The process of categorising a user’s message to the intent behind the text is called Intent Classification. In supervised machine learning, intent classification is done by taking a large corpus of text data (preferably user data) and manually labelling it against target intents, for instance, Refunds, Returns, Exchange, etc. Then, a machine-learning algorithm uses the features of the text data to predict an intent from the aforementioned target list of intents. Here, the manually labelled (called ground truth) intents are key to helping the algorithm learn from its mistakes and improving the model’s overall performance.
At Verloop.io, we wanted to build an Intent Classification system where we classify the user message to one of the many pre-built intents. The aim of this system was to allow our clients to set up and go live effortlessly without the hassle of collecting data or training models. The constraints of the system were that it had to:
1. Be highly accurate
2. Have the ability to generalise across domains (Eg: E-commerce, Banking, etc.)
We weren’t trying to solve all the needs of the clients but instead chose to focus on the most common questions/queries/complaints uttered by users across clients. One of the biggest bottlenecks in this entire process was obtaining labelled data. We had collected around 10 million unlabelled user queries from the e-commerce space and manually labelling all of them was beyond our scope.
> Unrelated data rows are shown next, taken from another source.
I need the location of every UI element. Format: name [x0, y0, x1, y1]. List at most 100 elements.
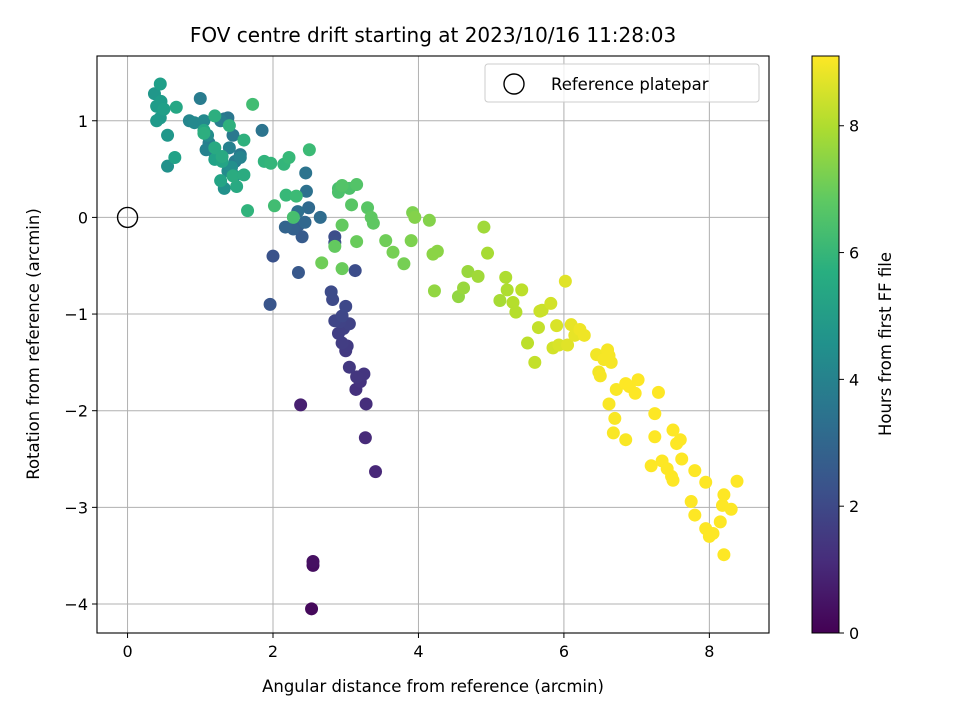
- data-point: [366, 216, 380, 230]
- data-point: [264, 156, 278, 170]
- data-point: [348, 264, 362, 278]
- colorbar-ticks: 0 2 4 6 8: [839, 117, 859, 643]
- data-point: [291, 265, 305, 279]
- data-point: [282, 150, 296, 164]
- data-point: [315, 256, 329, 270]
- y-axis-ticks: −4 −3 −2 −1 0 1: [64, 112, 97, 614]
- y-tick-label: −3: [64, 498, 88, 517]
- data-point: [222, 141, 236, 155]
- colorbar-tick-label: 4: [849, 370, 859, 389]
- data-point: [609, 382, 623, 396]
- data-point: [153, 77, 167, 91]
- data-point: [717, 488, 731, 502]
- data-point: [422, 213, 436, 227]
- data-point: [717, 548, 731, 562]
- data-point: [644, 459, 658, 473]
- data-point: [544, 296, 558, 310]
- x-tick-label: 2: [268, 642, 278, 661]
- data-point: [286, 210, 300, 224]
- data-point: [302, 143, 316, 157]
- data-point: [369, 465, 383, 479]
- x-tick-label: 8: [704, 642, 714, 661]
- data-point: [208, 109, 222, 123]
- data-point: [255, 123, 269, 137]
- data-point: [477, 220, 491, 234]
- data-point: [342, 360, 356, 374]
- data-point: [278, 220, 292, 234]
- data-point: [397, 257, 411, 271]
- data-point: [648, 407, 662, 421]
- data-point: [688, 464, 702, 478]
- data-point: [267, 199, 281, 213]
- y-tick-label: 0: [78, 208, 88, 227]
- data-point: [168, 150, 182, 164]
- x-axis-ticks: 0 2 4 6 8: [122, 633, 714, 661]
- reference-marker: [116, 206, 139, 229]
- y-axis-label: Rotation from reference (arcmin): [24, 208, 43, 480]
- data-point: [335, 179, 349, 193]
- data-point: [197, 114, 211, 128]
- data-point: [324, 285, 338, 299]
- data-point: [509, 305, 523, 319]
- data-point: [386, 245, 400, 259]
- data-point: [237, 133, 251, 147]
- data-point: [528, 355, 542, 369]
- data-point: [461, 265, 475, 279]
- data-point: [558, 274, 572, 288]
- data-point: [161, 128, 175, 142]
- colorbar-gradient: [811, 55, 840, 634]
- data-point: [345, 198, 359, 212]
- data-point: [339, 299, 353, 313]
- data-point: [302, 201, 316, 215]
- data-point: [561, 338, 575, 352]
- data-point: [404, 234, 418, 248]
- data-point: [161, 159, 175, 173]
- data-point: [157, 102, 171, 116]
- data-point: [619, 433, 633, 447]
- data-point: [593, 369, 607, 383]
- x-axis-label: Angular distance from reference (arcmin): [262, 677, 604, 696]
- data-point: [608, 411, 622, 425]
- x-tick-label: 6: [559, 642, 569, 661]
- data-point: [266, 249, 280, 263]
- data-point: [430, 244, 444, 258]
- colorbar-tick-label: 6: [849, 244, 859, 263]
- plot-area: [147, 77, 744, 616]
- grid: [97, 56, 769, 633]
- data-point: [289, 189, 303, 203]
- data-point: [306, 554, 320, 568]
- data-point: [684, 495, 698, 509]
- data-point: [531, 321, 545, 335]
- colorbar-tick-label: 0: [849, 624, 859, 643]
- data-point: [379, 234, 393, 248]
- data-point: [535, 303, 549, 317]
- data-point: [602, 349, 616, 363]
- data-point: [350, 370, 364, 384]
- legend: Reference platepar: [484, 63, 760, 103]
- data-point: [481, 246, 495, 260]
- data-point: [493, 294, 507, 308]
- data-point: [169, 100, 183, 114]
- colorbar-tick-label: 8: [849, 117, 859, 136]
- data-point: [214, 174, 228, 188]
- y-tick-label: −2: [64, 402, 88, 421]
- colorbar-tick-label: 2: [849, 497, 859, 516]
- colorbar: 0 2 4 6 8 Hours from first FF file: [811, 55, 895, 643]
- data-point: [226, 169, 240, 183]
- data-point: [241, 204, 255, 218]
- data-point: [294, 398, 308, 412]
- data-point: [730, 474, 744, 488]
- legend-entry-reference-platepar: Reference platepar: [551, 75, 709, 94]
- plot-frame: [96, 55, 770, 634]
- data-point: [233, 150, 247, 164]
- data-point: [631, 373, 645, 387]
- data-point: [628, 386, 642, 400]
- data-point: [457, 281, 471, 295]
- data-point: [666, 423, 680, 437]
- data-point: [335, 218, 349, 232]
- reference-platepar-point: [116, 206, 139, 229]
- data-point: [550, 319, 564, 333]
- data-point: [673, 433, 687, 447]
- data-point: [358, 431, 372, 445]
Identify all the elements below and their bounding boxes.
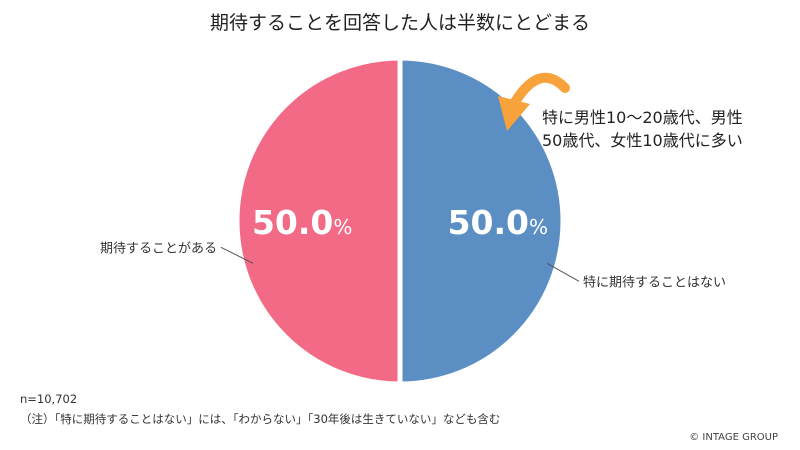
leader-lines — [220, 246, 580, 282]
leader-line-0 — [546, 262, 580, 282]
footnote: （注）「特に期待することはない」には、「わからない」「30年後は生きていない」な… — [20, 412, 501, 426]
arrow-shaft — [510, 72, 570, 107]
chart-title: 期待することを回答した人は半数にとどまる — [209, 12, 590, 34]
arrow-head — [498, 96, 530, 131]
copyright: © INTAGE GROUP — [689, 432, 778, 443]
annotation: 特に男性10～20歳代、男性 50歳代、女性10歳代に多い — [542, 106, 743, 152]
pie-slice-0 — [397, 55, 566, 387]
annotation-arrow-icon — [498, 72, 570, 131]
category-label-0: 特に期待することはない — [583, 275, 726, 290]
annotation-line-1: 特に男性10～20歳代、男性 — [542, 108, 743, 127]
sample-size: n=10,702 — [20, 392, 78, 406]
annotation-line-2: 50歳代、女性10歳代に多い — [542, 131, 743, 150]
category-label-1: 期待することがある — [100, 241, 217, 256]
pie-slices — [234, 55, 566, 387]
pie-slice-1 — [234, 55, 403, 387]
leader-line-1 — [220, 246, 254, 264]
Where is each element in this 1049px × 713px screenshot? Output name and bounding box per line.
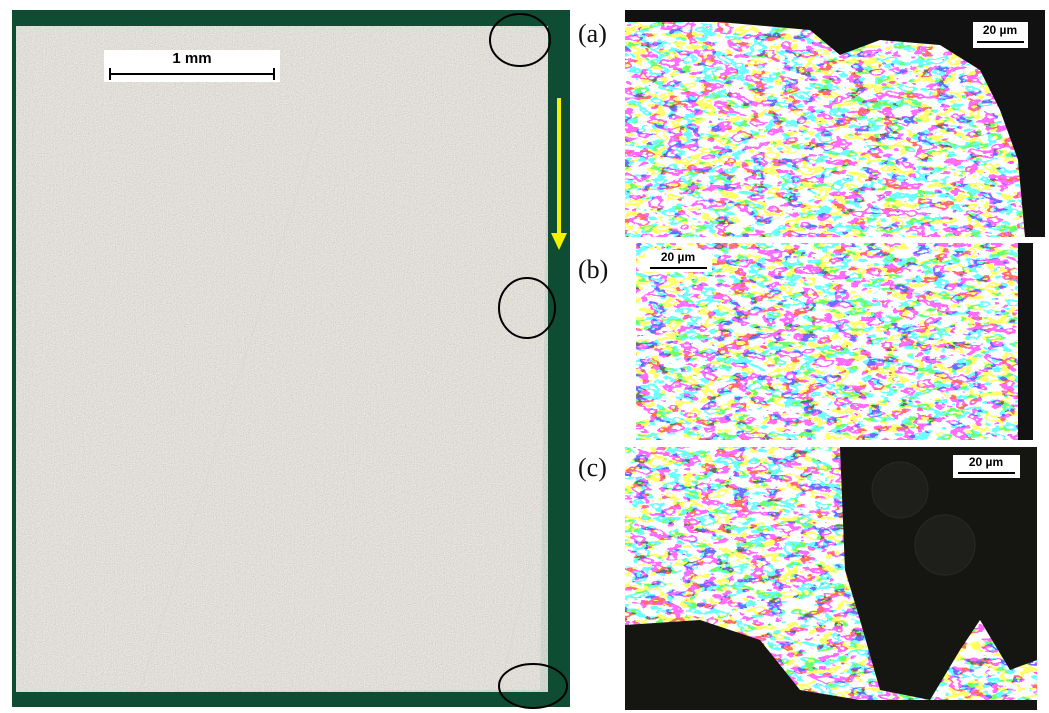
panel-a: (a) 20 µm <box>578 10 1045 237</box>
left-panel: 1 mm <box>12 10 570 708</box>
inclusion <box>872 462 928 518</box>
scale-bar-label: 20 µm <box>983 23 1017 37</box>
panel-label: (c) <box>578 453 607 482</box>
micrograph <box>636 243 1018 440</box>
inclusion <box>915 515 975 575</box>
page: 1 mm (a) 20 µm (b) 20 µm (c) <box>0 0 1049 713</box>
figure: 1 mm (a) 20 µm (b) 20 µm (c) <box>0 0 1049 713</box>
panel-label: (b) <box>578 255 608 284</box>
scale-bar-label: 20 µm <box>661 250 695 264</box>
panel-label: (a) <box>578 19 607 48</box>
mount-region <box>1018 243 1033 440</box>
sample-texture <box>16 26 548 692</box>
panel-b: (b) 20 µm <box>578 243 1033 440</box>
panel-c: (c) 20 µm <box>578 447 1037 710</box>
scale-bar-label: 1 mm <box>172 50 211 67</box>
scale-bar-label: 20 µm <box>969 455 1003 469</box>
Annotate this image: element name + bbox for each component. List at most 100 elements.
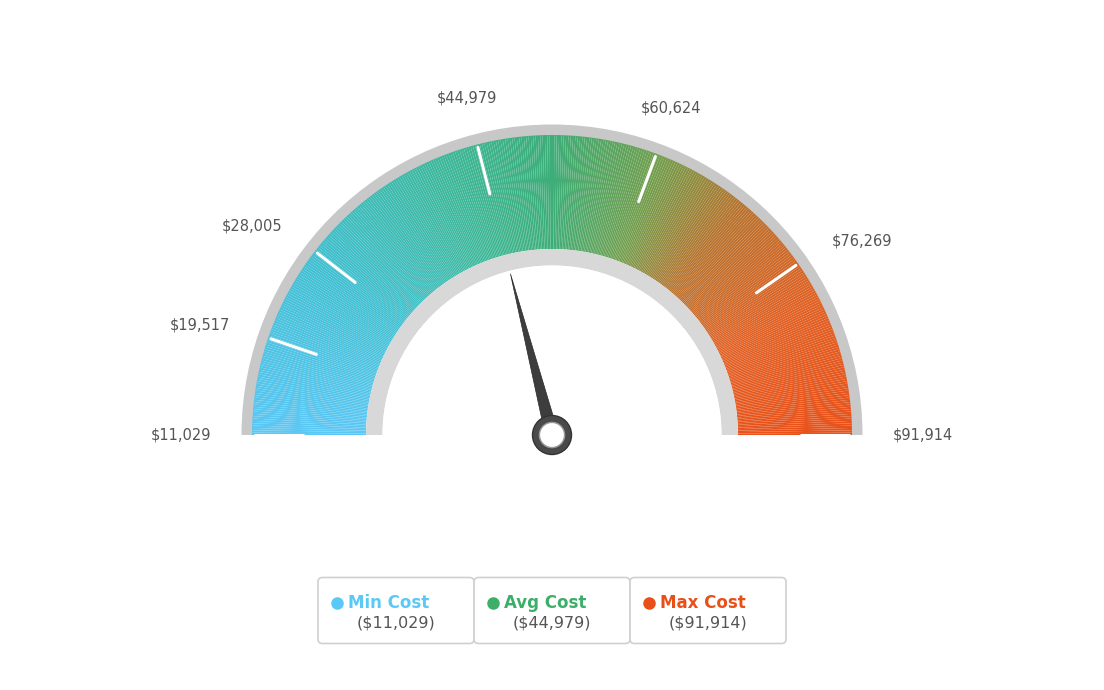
Wedge shape: [437, 157, 482, 263]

To tackle this, we used Snorkel to implement weak supervision.
What is weak supervision?
Weak supervision is a process in which we combine multiple noisy heuristic methods such as pattern matching, rule-based or other systems from Subject Matter Experts (SME) to obtain probabilistic labels.
This process is generally split into 3 steps:
- Applying labelling functions to unlabelled data
- Using a generative model to learn the accuracies of the labelling functions without any labelled data, and weight their outputs accordingly.
- Using the outputs that are nothing but the probabilistic labels to train a discriminative model that will be relatively unaffected from the noise in the signal expressed (and will generalise better) in the labelling functions.
Labelling functions (LFs)
According to Snorkel, “LFs are heuristics that take as input a data point and either assign a label to it or abstain (don’t assign any label). Labelling functions can be noisy: they don’t have perfect accuracy and don’t have to label every data point. Moreover, different labelling functions can overlap (label the same data point) and even conflict (assign different labels to the same data point).”
These labelling functions need not only be limited to programmatic heuristics like keyword searching, pattern matching but can also include third party models.
The generative model is used to unify the variety of noisy labels, learn the joint distribution and return probabilistic labels. One crucial detail here is that the generative model is built without needing any “ground truth” labels. Behind the scenes, this was overcome by analysing the covariance matrix of the junction tree of a given LF dependency graph by using a matrix completion style algorithm. It can also automatically detect correlations and other dependencies among these labelling functions to correct any skewed accuracies.
For our first use case, we decided to target only the e-commerce domain. We started by discovering the common intents by means of unsupervised learning on our corpus and basing it on external market research. Once we finalised the target list of intents, then came the task of labelling them using Snorkel.
We wrote multiple labelling functions for each discovered intent by going through their clusters in the data, identifying patterns and heuristics. Using Snorkel we successfully generated labelled data for 53 intents in that domain.
This helped us to create one of the finest pre-built, plug and play, intent classification systems with 99% accuracy and which covers over half of all user queries.
Currently, our work continues in expanding this to multiple domains and languages.